My specific role initially focused on the overall information architecture and how each new section had to be standardized to utilize the framework but balanced, creating a generic, enough reusable system. This system still needed the flexibility to create unique and creative experiences that didn’t look like we used the same components for everything.

The system had to also support a growing number of acquisitions and new products and even whole product lines that were continuously added to the ecosystem. There were daily challenges with product marketers, product managers and HIPPO stakeholders who tried to break standards at every turn.

Much of my day spent outside of design was telling people why we could not build it the way they wanted to this week, and explaining UX fundamentals. Of course, we would always test it if I couldn’t talk them out of it :)

 

To redesign the ecosystem, we identified key flows and high traffic/value pages, as we had to prioritize the design with the development with engineering leaders to deliver exactly what we needed when we needed it. Due to the large size of the site, there was a plan to replace the pages iteratively starting from the top-level navigation and work on the other pages in phases.

We developed rough template page types like home pages, product pages with multiple levels, video and asset repositories, and landing pages, and worked with our partners to start designing with the actual copy and assets.

These pages would serve as the foundation for all other pages types to ensure that components that were created could be used ubiquitously “as is,” across all pages, and be customizable to accommodate edge cases.

 

Video Components and Players

A high degree of use-cases involved the playback of videos, both separately and in playlists. Product demo videos were one but the Dreamforce event also had aspirations of making a digital virtual experience that closely mimicked its live event. All presentations and talks were to be recorded and available—not only real time but for users to view indefinitely.

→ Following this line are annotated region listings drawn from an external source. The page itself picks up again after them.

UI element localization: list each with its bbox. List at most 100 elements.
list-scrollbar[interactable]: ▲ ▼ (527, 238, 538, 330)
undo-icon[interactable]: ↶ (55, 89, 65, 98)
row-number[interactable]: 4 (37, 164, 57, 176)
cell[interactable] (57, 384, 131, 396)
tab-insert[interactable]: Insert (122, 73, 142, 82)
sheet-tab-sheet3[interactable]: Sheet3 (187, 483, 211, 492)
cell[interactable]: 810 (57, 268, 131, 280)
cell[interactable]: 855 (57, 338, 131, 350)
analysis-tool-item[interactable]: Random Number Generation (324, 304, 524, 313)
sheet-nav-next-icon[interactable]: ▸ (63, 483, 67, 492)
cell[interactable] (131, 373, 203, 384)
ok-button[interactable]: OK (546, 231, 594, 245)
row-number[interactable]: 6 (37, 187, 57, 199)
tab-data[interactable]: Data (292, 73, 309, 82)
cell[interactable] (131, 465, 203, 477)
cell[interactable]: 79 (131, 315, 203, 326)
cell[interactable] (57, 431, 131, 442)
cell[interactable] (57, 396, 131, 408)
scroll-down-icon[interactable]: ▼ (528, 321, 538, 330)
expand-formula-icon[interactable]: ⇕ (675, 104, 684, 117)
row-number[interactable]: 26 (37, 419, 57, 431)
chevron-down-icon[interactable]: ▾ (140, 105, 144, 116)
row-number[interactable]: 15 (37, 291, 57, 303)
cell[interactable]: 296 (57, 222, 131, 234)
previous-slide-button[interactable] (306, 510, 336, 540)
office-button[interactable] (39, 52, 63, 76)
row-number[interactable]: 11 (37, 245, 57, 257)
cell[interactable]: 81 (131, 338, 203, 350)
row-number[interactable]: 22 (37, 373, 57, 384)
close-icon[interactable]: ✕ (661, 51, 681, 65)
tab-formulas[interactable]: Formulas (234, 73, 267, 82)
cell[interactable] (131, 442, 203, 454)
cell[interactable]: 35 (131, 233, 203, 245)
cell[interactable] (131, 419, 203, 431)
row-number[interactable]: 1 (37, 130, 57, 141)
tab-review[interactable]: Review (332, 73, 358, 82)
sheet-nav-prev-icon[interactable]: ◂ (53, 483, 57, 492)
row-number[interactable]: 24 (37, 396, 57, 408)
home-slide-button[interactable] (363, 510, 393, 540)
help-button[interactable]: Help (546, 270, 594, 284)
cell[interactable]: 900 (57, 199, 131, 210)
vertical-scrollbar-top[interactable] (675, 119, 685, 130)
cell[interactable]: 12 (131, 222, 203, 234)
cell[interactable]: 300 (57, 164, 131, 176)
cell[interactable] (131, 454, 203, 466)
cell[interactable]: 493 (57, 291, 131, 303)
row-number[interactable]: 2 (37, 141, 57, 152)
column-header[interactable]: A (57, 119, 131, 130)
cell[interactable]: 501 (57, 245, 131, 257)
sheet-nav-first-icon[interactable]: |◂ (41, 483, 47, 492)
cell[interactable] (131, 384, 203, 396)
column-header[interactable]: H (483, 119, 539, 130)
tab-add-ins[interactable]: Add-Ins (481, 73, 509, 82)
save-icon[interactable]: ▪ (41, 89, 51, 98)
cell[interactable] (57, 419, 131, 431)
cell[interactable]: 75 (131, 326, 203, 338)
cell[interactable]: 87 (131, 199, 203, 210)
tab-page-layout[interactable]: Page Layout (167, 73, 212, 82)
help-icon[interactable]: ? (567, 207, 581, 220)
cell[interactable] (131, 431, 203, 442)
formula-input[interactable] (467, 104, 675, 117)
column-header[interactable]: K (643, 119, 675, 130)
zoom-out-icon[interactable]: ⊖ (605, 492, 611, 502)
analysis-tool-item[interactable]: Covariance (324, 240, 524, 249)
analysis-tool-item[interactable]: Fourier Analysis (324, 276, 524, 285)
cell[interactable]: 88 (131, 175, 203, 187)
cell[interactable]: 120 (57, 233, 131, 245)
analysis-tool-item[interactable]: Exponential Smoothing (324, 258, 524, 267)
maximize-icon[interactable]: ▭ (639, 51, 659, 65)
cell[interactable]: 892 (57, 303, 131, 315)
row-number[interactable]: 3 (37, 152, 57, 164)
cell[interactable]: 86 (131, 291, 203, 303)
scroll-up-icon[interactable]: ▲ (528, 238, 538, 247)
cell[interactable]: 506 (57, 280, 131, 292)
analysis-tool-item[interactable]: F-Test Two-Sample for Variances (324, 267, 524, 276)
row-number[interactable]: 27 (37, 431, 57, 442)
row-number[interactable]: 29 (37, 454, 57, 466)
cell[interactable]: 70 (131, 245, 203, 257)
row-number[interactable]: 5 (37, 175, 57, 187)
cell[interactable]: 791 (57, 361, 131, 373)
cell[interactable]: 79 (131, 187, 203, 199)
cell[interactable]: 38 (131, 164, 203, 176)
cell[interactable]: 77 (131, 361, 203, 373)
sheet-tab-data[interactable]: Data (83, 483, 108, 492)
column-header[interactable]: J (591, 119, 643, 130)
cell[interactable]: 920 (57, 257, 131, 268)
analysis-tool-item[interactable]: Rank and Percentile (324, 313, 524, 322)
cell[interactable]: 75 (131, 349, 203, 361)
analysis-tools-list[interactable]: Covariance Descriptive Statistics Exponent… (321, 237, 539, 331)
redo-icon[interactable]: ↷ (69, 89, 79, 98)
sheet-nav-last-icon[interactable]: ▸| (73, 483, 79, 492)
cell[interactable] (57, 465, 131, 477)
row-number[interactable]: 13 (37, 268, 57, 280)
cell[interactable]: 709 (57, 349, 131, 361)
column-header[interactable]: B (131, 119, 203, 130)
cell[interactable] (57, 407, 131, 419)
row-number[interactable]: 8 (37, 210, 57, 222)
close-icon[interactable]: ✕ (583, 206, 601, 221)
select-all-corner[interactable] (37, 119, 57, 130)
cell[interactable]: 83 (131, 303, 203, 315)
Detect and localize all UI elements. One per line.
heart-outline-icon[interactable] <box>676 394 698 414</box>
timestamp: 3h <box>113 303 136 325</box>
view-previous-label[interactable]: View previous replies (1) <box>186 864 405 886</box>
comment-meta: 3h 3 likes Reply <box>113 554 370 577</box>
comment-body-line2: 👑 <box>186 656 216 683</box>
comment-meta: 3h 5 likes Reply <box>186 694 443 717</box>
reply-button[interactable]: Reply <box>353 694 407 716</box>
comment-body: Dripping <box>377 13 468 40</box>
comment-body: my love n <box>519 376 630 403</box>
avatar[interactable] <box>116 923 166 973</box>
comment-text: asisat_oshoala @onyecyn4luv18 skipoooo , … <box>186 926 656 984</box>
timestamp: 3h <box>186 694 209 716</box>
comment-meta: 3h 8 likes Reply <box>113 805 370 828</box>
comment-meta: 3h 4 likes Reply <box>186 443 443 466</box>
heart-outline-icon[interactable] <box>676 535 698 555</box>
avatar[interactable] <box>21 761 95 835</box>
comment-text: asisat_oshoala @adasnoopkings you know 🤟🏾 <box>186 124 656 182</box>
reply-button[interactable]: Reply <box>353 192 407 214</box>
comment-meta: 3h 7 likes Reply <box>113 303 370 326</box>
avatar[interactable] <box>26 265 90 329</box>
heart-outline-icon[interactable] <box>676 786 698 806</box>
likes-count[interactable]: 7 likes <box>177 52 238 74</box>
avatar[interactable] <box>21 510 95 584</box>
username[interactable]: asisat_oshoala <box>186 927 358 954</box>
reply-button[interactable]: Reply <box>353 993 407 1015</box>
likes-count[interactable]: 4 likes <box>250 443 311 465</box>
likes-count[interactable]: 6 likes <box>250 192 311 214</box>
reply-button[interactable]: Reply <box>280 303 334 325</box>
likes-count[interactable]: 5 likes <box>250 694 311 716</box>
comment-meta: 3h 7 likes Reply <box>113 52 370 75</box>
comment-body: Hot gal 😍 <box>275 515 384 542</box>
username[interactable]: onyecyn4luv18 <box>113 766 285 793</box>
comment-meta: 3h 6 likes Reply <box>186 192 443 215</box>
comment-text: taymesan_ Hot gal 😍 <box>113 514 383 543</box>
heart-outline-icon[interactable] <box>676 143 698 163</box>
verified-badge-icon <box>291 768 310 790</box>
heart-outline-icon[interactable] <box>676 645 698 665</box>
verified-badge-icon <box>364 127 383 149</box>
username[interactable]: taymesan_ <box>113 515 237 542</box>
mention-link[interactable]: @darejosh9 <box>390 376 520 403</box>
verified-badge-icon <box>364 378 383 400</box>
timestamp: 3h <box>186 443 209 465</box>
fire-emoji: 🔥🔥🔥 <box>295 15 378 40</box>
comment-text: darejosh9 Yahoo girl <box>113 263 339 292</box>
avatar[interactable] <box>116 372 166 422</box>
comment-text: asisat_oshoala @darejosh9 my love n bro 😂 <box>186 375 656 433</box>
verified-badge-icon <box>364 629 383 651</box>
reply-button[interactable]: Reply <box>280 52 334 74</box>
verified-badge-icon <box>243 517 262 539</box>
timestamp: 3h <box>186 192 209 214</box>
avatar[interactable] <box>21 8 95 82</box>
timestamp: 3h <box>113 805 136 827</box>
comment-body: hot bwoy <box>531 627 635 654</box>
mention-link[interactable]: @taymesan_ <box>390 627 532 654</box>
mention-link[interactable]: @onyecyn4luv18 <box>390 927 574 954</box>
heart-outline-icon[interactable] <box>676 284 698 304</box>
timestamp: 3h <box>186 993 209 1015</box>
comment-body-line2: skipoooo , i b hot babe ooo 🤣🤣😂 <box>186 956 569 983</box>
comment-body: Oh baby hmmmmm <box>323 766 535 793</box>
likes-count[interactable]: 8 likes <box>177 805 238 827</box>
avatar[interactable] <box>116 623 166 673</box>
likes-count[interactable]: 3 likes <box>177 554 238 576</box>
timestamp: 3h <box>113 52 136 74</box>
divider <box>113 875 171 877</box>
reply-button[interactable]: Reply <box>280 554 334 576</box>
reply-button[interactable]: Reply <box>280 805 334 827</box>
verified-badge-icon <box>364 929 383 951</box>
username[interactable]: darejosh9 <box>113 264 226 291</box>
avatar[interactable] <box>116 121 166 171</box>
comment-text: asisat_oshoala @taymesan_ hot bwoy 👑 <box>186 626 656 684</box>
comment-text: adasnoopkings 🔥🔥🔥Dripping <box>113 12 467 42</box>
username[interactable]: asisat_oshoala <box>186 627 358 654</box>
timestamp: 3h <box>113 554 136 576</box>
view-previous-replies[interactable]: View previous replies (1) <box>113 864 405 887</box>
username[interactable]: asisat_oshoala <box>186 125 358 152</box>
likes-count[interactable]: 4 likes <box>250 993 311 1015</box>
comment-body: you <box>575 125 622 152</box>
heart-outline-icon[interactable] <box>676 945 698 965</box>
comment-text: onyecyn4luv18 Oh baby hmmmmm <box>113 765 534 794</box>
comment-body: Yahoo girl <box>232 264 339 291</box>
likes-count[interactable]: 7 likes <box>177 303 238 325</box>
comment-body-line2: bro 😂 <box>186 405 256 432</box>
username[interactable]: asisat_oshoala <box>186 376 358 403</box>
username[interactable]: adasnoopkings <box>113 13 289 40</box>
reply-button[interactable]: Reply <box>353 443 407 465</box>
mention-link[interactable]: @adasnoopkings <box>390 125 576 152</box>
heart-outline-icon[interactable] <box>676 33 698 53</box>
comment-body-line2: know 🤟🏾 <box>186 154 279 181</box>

We spent a lot of research time and effort to come up with different permutations of video players and experiences to be available to content producers for different types of videos. The results of that work can be seen here

 

We had plenty of content and really spent time around not only the taxonomy and organization of that data, but how to retrieve, index and sort the information.  We iterated through search and advanced filters components that would be most useful to users, as well as useful nomenclature and labels that translated Salesforce’s internal speak to useful standard language that would be easy for people to identify and use.

We did extensive usability testing on the filters and search, as it was a central part of the overall experience. We experienced technical difficulties with retrieval of such a large amount of content and worked overall to improve the speed and quality of those search results, particularly when the query did not match the exact taxonomy and required Boolean logic.

 

Results

The framework performed exactly as needed. It standardized the experience over all Salesforce properties, and gave the right toolset to build anything the business needed quickly and efficiently. As everything was standardized, stakeholders could simply pick from an online catalog of components that could then be styled and or customized to accommodate any design.

Eventually, we started wrapping in the larger product lightning design framework (now mature enough), located here, into our components, to provide a seamless experience coming and going out of the larger products like Salescloud.